On the same subject, here’s Charles Burris with his article Gnosticism: The Enduring Heresy and Menace to Western Civilization.


From the seductive serpent in the Garden of Eden to Marx and his delusional followers, the essential message of the Left to humanity is believe in and follow us in our path of destruction and “You shall be as gods,” and create an athesied paradise of a Kingdom of Heaven on Earth. This is the goal of the neopagan pantheist Religious Left and its syncretistic, egalitarian vision of a Sophianic Millennium — the deification of humanity.


Christianity and the West have been at war for hundreds of years with a succession of gnostic political religions and mass movements seeking to impose brutal elite rule and mastery of their subject peoples. These sinister efforts have been responsible for untold death, destruction, and misery. Over one hundred million persons alone perished in the 20th Century as a result of these murderous totalitarian regimes.


This is the penultimate menace that Western Civilization, and especially the United States, faces today. This is what has motivated the destructive riotous mobs of thugs and looters in the streets, the craven willfully ignorant “cancel culture” corporatists, the seditious professoriat in court academia, and the prestitutes in the establishment regime media.

Falling Apart of the Civilization

A new religion is rising, which doesn't want its valueless, hedonistic, animalistic ways to be challenged

Article by Jayant Bhandari.


A rapidly rising insidious religion is wreaking havoc in the West and the Third World. It has hollowed out Christianity. It is quickly finding converts in the Muslim world, in a silent apostasy that even the fundamentalists cannot challenge. It is finding converts worldwide, even when people speciously continue to adhere to their formal religions.

It looks cute, non-violent, mostly innocuous, secular, and even kind-hearted.

It is proliferating, not because of any conspiracy or proselytization but because its growth is a natural outcome of falling away from civilizational restraints and ethical conduct. It is a result of entropy. It has come to be known as “wokeism,” a belief system of no beliefs, a value system of no values, where there is no objective morality. If you engage in female genital mutilation as an immigrant, there is no problem among the “wokes.” You have the right to preserve your culture.

For the wokes, everything is subjective and relative. Emotions, not reason or morality, are the basis of logic.

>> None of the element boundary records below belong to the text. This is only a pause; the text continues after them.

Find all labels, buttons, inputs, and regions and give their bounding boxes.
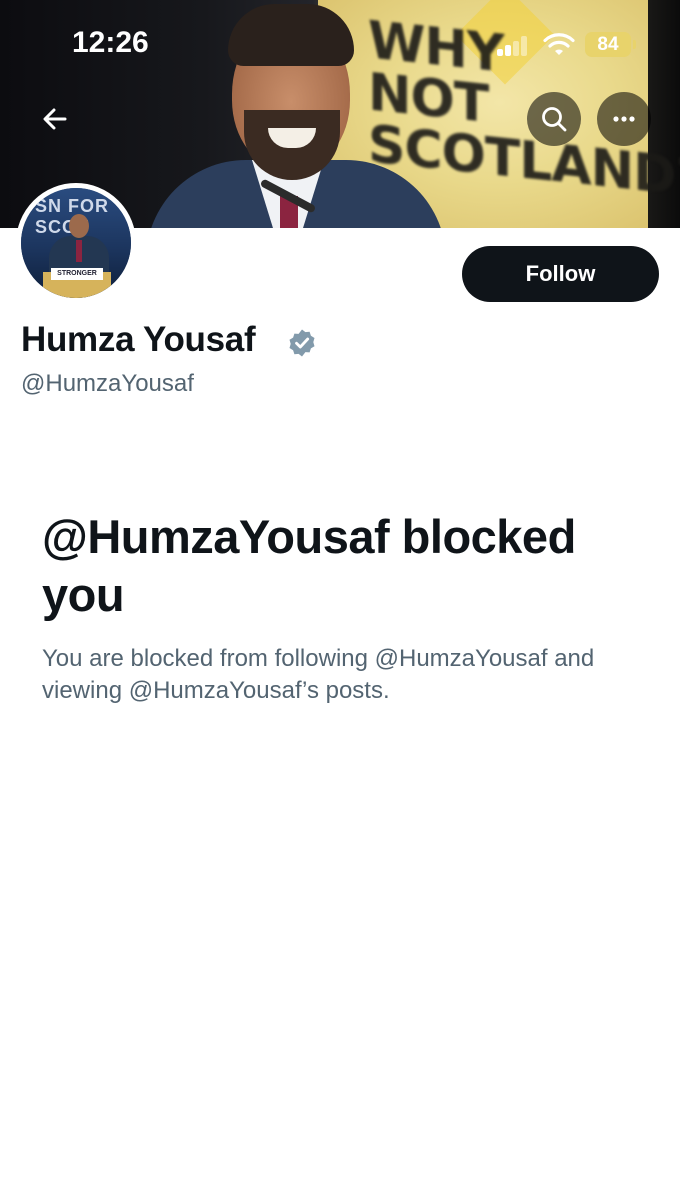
cellular-signal-icon (497, 36, 529, 56)
follow-button[interactable]: Follow (462, 246, 659, 302)
blocked-title: @HumzaYousaf blocked you (42, 510, 576, 621)
more-button[interactable] (597, 92, 651, 146)
avatar-podium-sign: STRONGER (51, 268, 103, 280)
profile-avatar[interactable]: SN FOR SCOT STRONGER (16, 183, 136, 303)
banner-person (140, 0, 446, 228)
blocked-description: You are blocked from following @HumzaYou… (42, 645, 595, 704)
profile-display-name: Humza Yousaf (21, 320, 256, 359)
status-time: 12:26 (72, 26, 149, 59)
wifi-icon (543, 33, 575, 55)
search-button[interactable] (527, 92, 581, 146)
arrow-left-icon (43, 108, 67, 130)
back-button[interactable] (28, 92, 82, 146)
verified-badge-icon (289, 329, 315, 357)
more-horizontal-icon (613, 116, 635, 122)
profile-handle: @HumzaYousaf (21, 370, 194, 397)
search-icon (542, 107, 567, 132)
battery-indicator: 84 (585, 32, 636, 57)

They have come to control the institutions in the Western world. They don’t understand the concept of classical justice. Their ideology is deeply imbued with multiculturalism, diversity, feminism, LGBTQ, environmentalism, egalitarianism, affirmative actions, safe spaces, etc. It is not that there is a problem with any of the issues they raise, but they lack comprehension or understanding of the associated costs. More importantly, behind the façade of their activism is an attempt to transfer the responsibility for their failure in life to others and to get free resources.

What matters to the wokes is virtue-signaling while they have no empathy or compassion for anyone—their materialistic, animalistic desires drive them. Lacking any moral fabric, they have no inhibitions about dipping their hands in others’ pockets. They feel no shame in asking for the unearned. Lacking self-responsibility, they always have someone to blame for their real or imagined suffering. Unable to think critically or think at all, they don’t want their valueless, hedonistic, animalistic ways to be challenged.